GlobalCapital last week wondered whether Christian Meissner, who only just got started as the Swiss shop’s international wealth management co-head, is about to reach new career heights as the Archegos and Greensill scandals unfold.
Meissner is the new boss of Crisis Suisse’s investment bank after Brian Chin departed, along with chief risk and compliance officer, Lara Warner, as a result of the Archegos affair, in which the bank may have lost as much as Sfr4.4bn ($4.7bn).
They may as well install a revolving door to the C-suite at CS. CEO Thomas Gottstein has only been in the job just over a year after a spying scandal helped end Tidjane Thiam’s time in the job. Gottstein, for his part, only installed Chin and Warner in their jobs in the summer and Meissner swiped in — or perhaps in this day and age, logged on from home — for the first time in October.

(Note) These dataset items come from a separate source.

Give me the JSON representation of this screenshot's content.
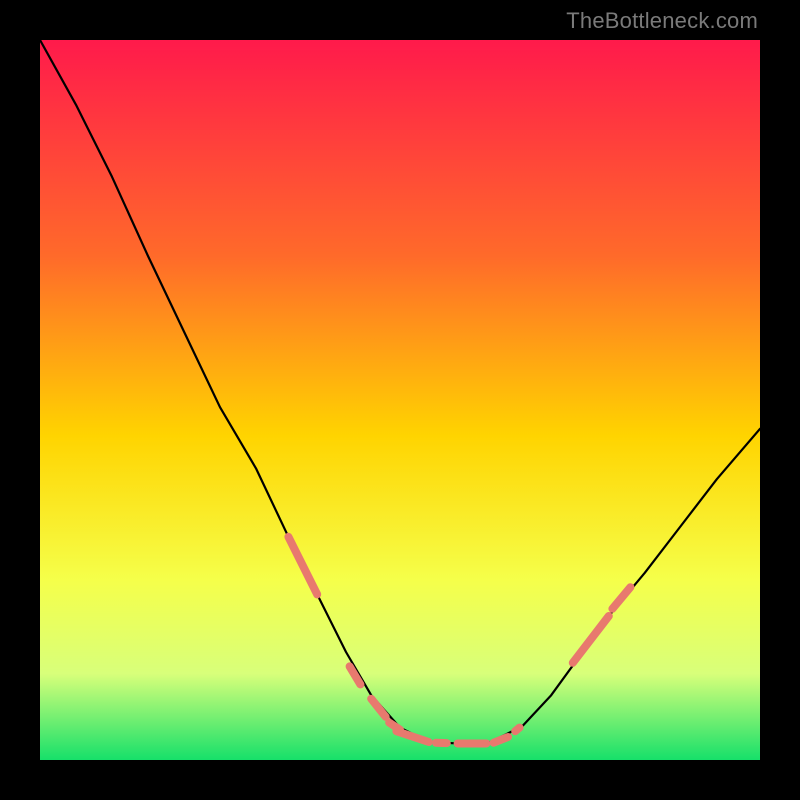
{
  "watermark": "TheBottleneck.com",
  "chart_data": {
    "type": "line",
    "title": "",
    "xlabel": "",
    "ylabel": "",
    "xlim": [
      0,
      100
    ],
    "ylim": [
      0,
      100
    ],
    "grid": false,
    "legend": false,
    "gradient_stops": [
      {
        "offset": 0,
        "color": "#ff1a4b"
      },
      {
        "offset": 30,
        "color": "#ff6a2a"
      },
      {
        "offset": 55,
        "color": "#ffd400"
      },
      {
        "offset": 75,
        "color": "#f5ff4a"
      },
      {
        "offset": 88,
        "color": "#d8ff7a"
      },
      {
        "offset": 100,
        "color": "#16e06a"
      }
    ],
    "series": [
      {
        "name": "bottleneck-curve",
        "color": "#000000",
        "x": [
          0,
          5,
          10,
          15,
          20,
          25,
          30,
          34.5,
          38.5,
          42.5,
          46,
          50,
          54,
          58,
          62,
          67,
          71,
          75,
          79,
          84,
          89,
          94,
          100
        ],
        "y": [
          100,
          91,
          81,
          70,
          59.5,
          49,
          40.5,
          31,
          23,
          15,
          9,
          4.5,
          2.5,
          2.3,
          2.2,
          4.7,
          9,
          14.5,
          20,
          26,
          32.5,
          39,
          46
        ]
      }
    ],
    "highlight_segments": {
      "name": "highlight-dots",
      "color": "#e8796e",
      "thickness": 8,
      "segments": [
        {
          "x1": 34.5,
          "y1": 31,
          "x2": 38.5,
          "y2": 23
        },
        {
          "x1": 43,
          "y1": 13,
          "x2": 44.5,
          "y2": 10.5
        },
        {
          "x1": 46,
          "y1": 8.5,
          "x2": 48,
          "y2": 6
        },
        {
          "x1": 48.5,
          "y1": 5.2,
          "x2": 50,
          "y2": 4.2
        },
        {
          "x1": 49.5,
          "y1": 4,
          "x2": 54,
          "y2": 2.5
        },
        {
          "x1": 55,
          "y1": 2.4,
          "x2": 56.5,
          "y2": 2.35
        },
        {
          "x1": 58,
          "y1": 2.3,
          "x2": 62,
          "y2": 2.3
        },
        {
          "x1": 63,
          "y1": 2.4,
          "x2": 65,
          "y2": 3.2
        },
        {
          "x1": 66,
          "y1": 4,
          "x2": 66.6,
          "y2": 4.5
        },
        {
          "x1": 74,
          "y1": 13.5,
          "x2": 79,
          "y2": 20
        },
        {
          "x1": 79.5,
          "y1": 21,
          "x2": 82,
          "y2": 24
        }
      ]
    }
  }
}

We wonder if Meissner, who is said to enjoy big bank politics, and whose career has been so astronomical he doesn’t even list the two years he spent as deputy head of Nomura’s global investment on his LinkedIn profile, isn’t poised to enjoy a successful spell at the Swiss shop.

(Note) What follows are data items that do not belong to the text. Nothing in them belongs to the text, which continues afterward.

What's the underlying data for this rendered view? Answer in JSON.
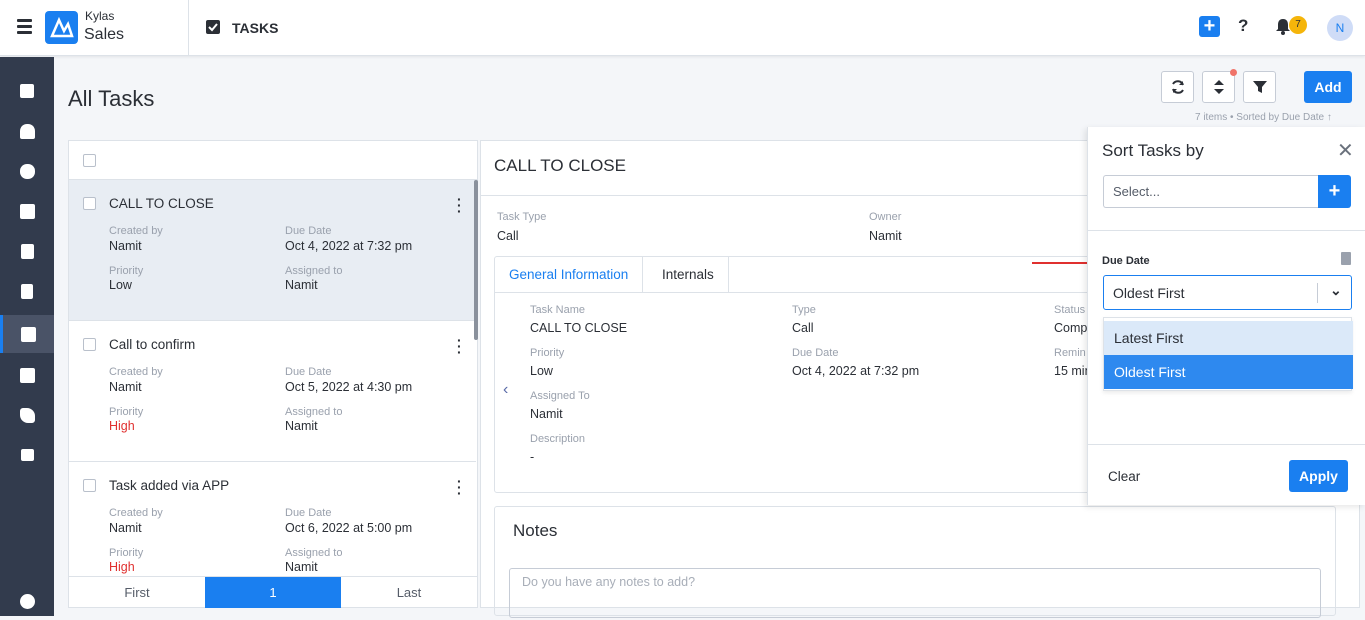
{
  "topbar": {
    "brand_top": "Kylas",
    "brand_bottom": "Sales",
    "module": "TASKS",
    "help": "?",
    "notif_count": "7",
    "avatar": "N"
  },
  "page": {
    "title": "All Tasks",
    "add_label": "Add",
    "meta": "7 items • Sorted by  Due Date ↑"
  },
  "tasks": [
    {
      "title": "CALL TO CLOSE",
      "created_by_label": "Created by",
      "created_by": "Namit",
      "due_label": "Due Date",
      "due": "Oct 4, 2022 at 7:32 pm",
      "priority_label": "Priority",
      "priority": "Low",
      "assigned_label": "Assigned to",
      "assigned": "Namit"
    },
    {
      "title": "Call to confirm",
      "created_by_label": "Created by",
      "created_by": "Namit",
      "due_label": "Due Date",
      "due": "Oct 5, 2022 at 4:30 pm",
      "priority_label": "Priority",
      "priority": "High",
      "assigned_label": "Assigned to",
      "assigned": "Namit"
    },
    {
      "title": "Task added via APP",
      "created_by_label": "Created by",
      "created_by": "Namit",
      "due_label": "Due Date",
      "due": "Oct 6, 2022 at 5:00 pm",
      "priority_label": "Priority",
      "priority": "High",
      "assigned_label": "Assigned to",
      "assigned": "Namit"
    }
  ],
  "pager": {
    "first": "First",
    "current": "1",
    "last": "Last"
  },
  "detail": {
    "title": "CALL TO CLOSE",
    "task_type_label": "Task Type",
    "task_type": "Call",
    "owner_label": "Owner",
    "owner": "Namit",
    "tabs": [
      "General Information",
      "Internals"
    ],
    "task_name_label": "Task Name",
    "task_name": "CALL TO CLOSE",
    "type_label": "Type",
    "type": "Call",
    "status_label": "Status",
    "status": "Comp",
    "priority_label": "Priority",
    "priority": "Low",
    "due_label": "Due Date",
    "due": "Oct 4, 2022 at 7:32 pm",
    "reminder_label": "Remin",
    "reminder": "15 min",
    "assigned_label": "Assigned To",
    "assigned": "Namit",
    "description_label": "Description",
    "description": "-",
    "notes_title": "Notes",
    "notes_placeholder": "Do you have any notes to add?"
  },
  "sort": {
    "title": "Sort Tasks by",
    "select_placeholder": "Select...",
    "field_label": "Due Date",
    "selected": "Oldest First",
    "options": [
      "Latest First",
      "Oldest First"
    ],
    "clear": "Clear",
    "apply": "Apply"
  },
  "colors": {
    "accent": "#1a7ff0",
    "sidebar": "#323b4d",
    "high_priority": "#e0302f",
    "badge": "#f5b50a"
  }
}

Also on the move is Ben Powell, a familiar face reappearing at SEB. Powell, a former funding official at Kommunalbanken and the IFC, has taken an expanded version of his old job at SEB in Norway.

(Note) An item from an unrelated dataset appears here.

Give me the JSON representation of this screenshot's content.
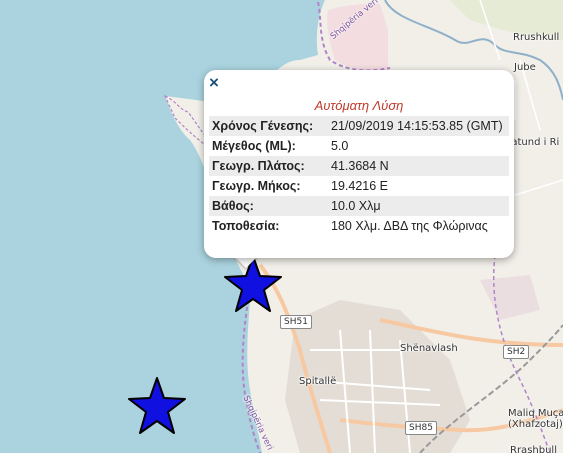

Powell left SEB to spend 18 months as the treasurer for the International Fund for Agricultural Development, to be based in Rome. Read GlobalCapital’s scoop to see why he swapped the eternal city for eternal daylight (summer months only) and what his new job entails.
In Spain, a number of BNP Paribas bankers have defected to Beka Finance, a boutique. Beka is starting an M&A business, which the ex-BNPP team will be helping to launch.
Meanwhile, HSBC has recalled a senior banker from Hong Kong to London to help implement its latest strategy and NatWest Markets has promoted Roland Plan.